Will
Will

Reputation: 1933

CakePHP Routing - [home]/slug as URL

I'm trying to get to grips with Cake's routing, but I'm having no luck finding a solution to my particular problem.

I want to map www.example.com/slug to www.example.com/venues/view/slug, where slug is the URL friendly name of a record for a particular venue.

I also want to then map www.example.com/slug/events to www.example.com/events/index/venue:slug.

After reading the CakePHP documentation on Routing, a few times over, I'm none the wiser. I understand how I would create these routes for each individual venue, but I'm not sure how to get Cake to generate the routes on the fly.

Upvotes: 2

Views: 6723

Answers (2)

Scott Harwell
Scott Harwell

Reputation: 7465

You want to be careful mapping something to the first path after the domain name. This means that you would be breaking the controller/action/param/param paradigm. You can do this, but it may mean that you need to define every url for your site in your routes file rather than using Cake's routing magic.

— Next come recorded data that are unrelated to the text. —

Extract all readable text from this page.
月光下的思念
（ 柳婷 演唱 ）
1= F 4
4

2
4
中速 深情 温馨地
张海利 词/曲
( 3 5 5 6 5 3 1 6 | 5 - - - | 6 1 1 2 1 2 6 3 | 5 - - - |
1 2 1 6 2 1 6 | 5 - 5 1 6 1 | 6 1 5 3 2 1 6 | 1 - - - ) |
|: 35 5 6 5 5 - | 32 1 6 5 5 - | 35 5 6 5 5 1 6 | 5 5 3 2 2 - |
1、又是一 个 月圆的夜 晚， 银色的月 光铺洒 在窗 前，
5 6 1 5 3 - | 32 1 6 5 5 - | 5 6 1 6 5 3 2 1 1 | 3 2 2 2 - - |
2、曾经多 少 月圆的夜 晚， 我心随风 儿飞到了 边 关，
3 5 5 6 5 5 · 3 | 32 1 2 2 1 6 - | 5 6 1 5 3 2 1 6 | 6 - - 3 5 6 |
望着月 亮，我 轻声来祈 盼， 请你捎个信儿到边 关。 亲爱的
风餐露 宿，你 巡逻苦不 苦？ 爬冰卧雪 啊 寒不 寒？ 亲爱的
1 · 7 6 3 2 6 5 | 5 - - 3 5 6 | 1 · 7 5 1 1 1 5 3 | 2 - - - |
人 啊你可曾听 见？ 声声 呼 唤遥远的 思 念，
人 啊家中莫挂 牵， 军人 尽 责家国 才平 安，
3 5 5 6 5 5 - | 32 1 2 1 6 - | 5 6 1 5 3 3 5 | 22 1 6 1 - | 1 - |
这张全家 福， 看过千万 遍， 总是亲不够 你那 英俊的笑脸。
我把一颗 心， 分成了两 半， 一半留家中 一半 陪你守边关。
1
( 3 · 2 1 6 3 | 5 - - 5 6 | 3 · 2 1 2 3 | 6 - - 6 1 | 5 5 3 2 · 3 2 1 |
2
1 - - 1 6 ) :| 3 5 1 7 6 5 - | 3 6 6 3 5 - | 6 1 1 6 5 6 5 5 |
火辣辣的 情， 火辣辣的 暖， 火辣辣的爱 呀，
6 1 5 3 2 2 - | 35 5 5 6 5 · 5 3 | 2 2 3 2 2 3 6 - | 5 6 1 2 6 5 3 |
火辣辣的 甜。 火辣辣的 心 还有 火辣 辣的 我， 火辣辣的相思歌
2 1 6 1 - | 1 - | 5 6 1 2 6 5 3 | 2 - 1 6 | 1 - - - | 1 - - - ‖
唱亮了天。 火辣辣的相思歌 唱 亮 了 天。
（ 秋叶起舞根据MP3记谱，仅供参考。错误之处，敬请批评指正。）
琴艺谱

An alternative may be to use /v/ for venues and /e/ for events to keep your url short but break up the url for the normal paradigm.

If you still want to do what you requested here, you could do something like the following. It limits the slug to letters, numbers, dashes, and underscores.

Router::connect(
    '/:slug', 
    array(
        'controller' => 'venues', 
        'action' => 'view'
        ), 
    array(
    'slug' => '[a-zA-Z0-9_-]+'
    )
);
Router::connect(
    '/:slug/:events', 
    array(
        'controller' => 'events', 
        'action' => 'index'
        ), 
    array(
    'slug' => '[a-zA-Z0-9_-]+'
    )
);

In your controller, you would then access the slug with the following (using the first route as an example).

function view(){
    if(isset($this->params['slug'])){
        //Do something with your code here.
    }
}

Upvotes: 10

deceze
deceze

Reputation: 522091

First off, you're not connecting www.example.com/slug to www.example.com/venues/view/slug, you're connecting /slug to a controller action. Like this:

Router::connect('/:slug',
                array('controller' => 'venues', 'action' => 'view'),
                array('pass' => array('slug'));

To generate the appropriate link, you'd do the same in reverse:

$this->Html->link('Foo',
        array('controller' => 'venues', 'action' => 'view', 'slug' => 'bar'))

That should result in the link /bar.

The problem with routing a /:slug URL is that it's a catch-all route. You need to carefully define all other routes you may want to use before this one.